0xeABBCC was the unicode format of CC strings, it's 3 bytes, not 2. I don't know much about Unicode or how it's formatted, but I was at least able to figure this much out. Group A, the main set of characters, is a group that contains 4,096 different characters; Group B, can go up to a maximum value of 64 (0xeA40) before looping. Group C goes up to 64 as well, adding up to a total of 0xFFFF characters; which is the standard unicode format (U+ABCD).
This apparently is UTF-8 Formatting.
So I created a little API that'll translate U+ABCD format to the way CC stores unicode, and also took the time to give a small language pack (JP Basic) for testing purposes.
Why should You care?
This system allows people to now be able to use unicode characters, my use will be in Chat Blocks to be able to color the text using the Section symbol.
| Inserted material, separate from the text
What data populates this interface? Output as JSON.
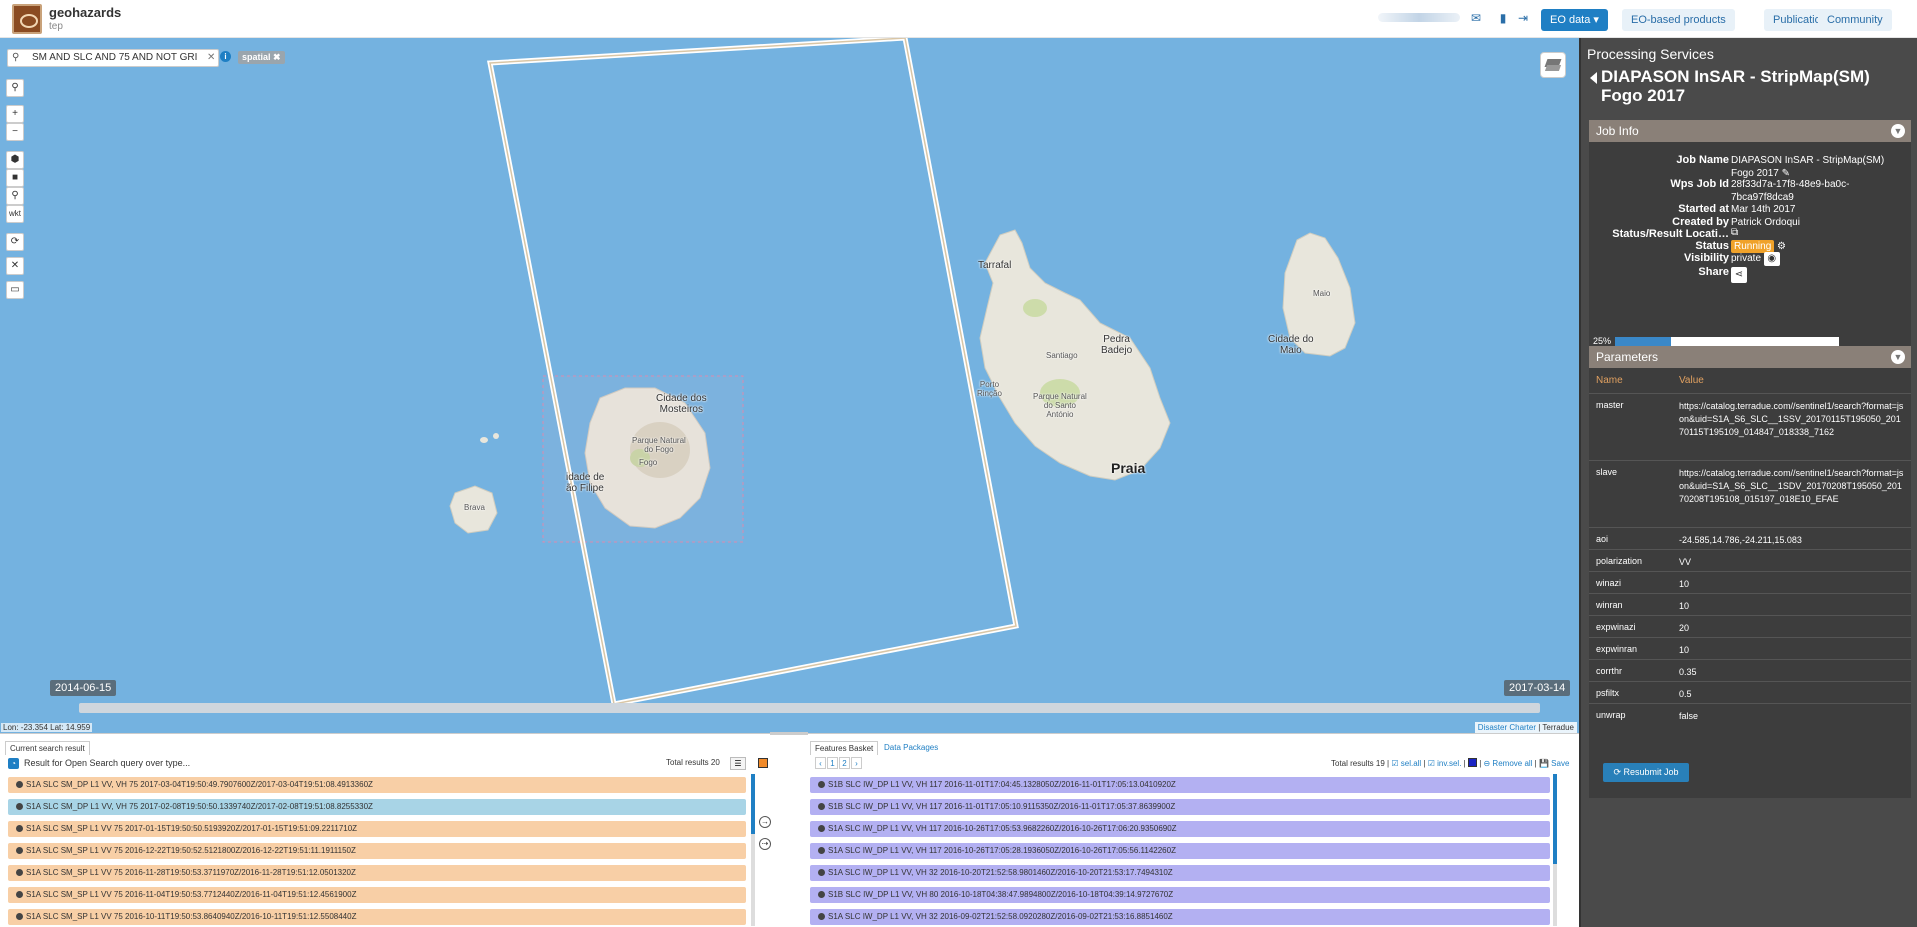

Others can use it for translation purposes; however, unicode will Not display in the CC computers, only in Peripherals or Items such as Floppy Discs (http://puu.sh/i4M2m/fac039315e.jpg).
This also works in FS Operations; however, viewed by some external editors may present symbols instead of the proper characters.
I also tested in Chat Blocks to see if it'd work properly, and sure enough: http://puu.sh/i4uyc/78c61e8a35.jpg
How I did this? (if you care)
I spent a few hours, literally string.char'ing random patterns together until I found something that made a bit of sense, and used the Chat Block to be able to send in data through the chat_message event and stared at the Hexadecimal of the strings for a while.
Source Code: http://pastebin.com/sseR1jk4
Usage:
Some Globals you have to be aware of until next update:
split ( str String ) - string.split in other languages.
num2hex ( int32 number ) - Converts number to hexadecimal, not sure if necessary.
API Usage:
unicode.char ( int32 number ) - Converts Unicode representation (0xABCD) to a UTF-8 representation which is compatible with CC.
unicode.format ( int32 number ) - Converts a number to a properly formatted Hexadecimal string representation.
unicode.unformat ( str hexadecimal ) - Reverses .format
unicode.read ( str char ) - Same as unicode.char, will be deprecated in next update.
unicode.readString ( str String , str LanguagePack ) - Returns a UTF-8 representation of the string based on the Language Pack.
Example: unicode.readString("a|i|u|e|o","jp_basic")
Data Sets:
unicode.set.eng
unicode.set.jp_basic
Thank you for reading this post! I hope it was of help.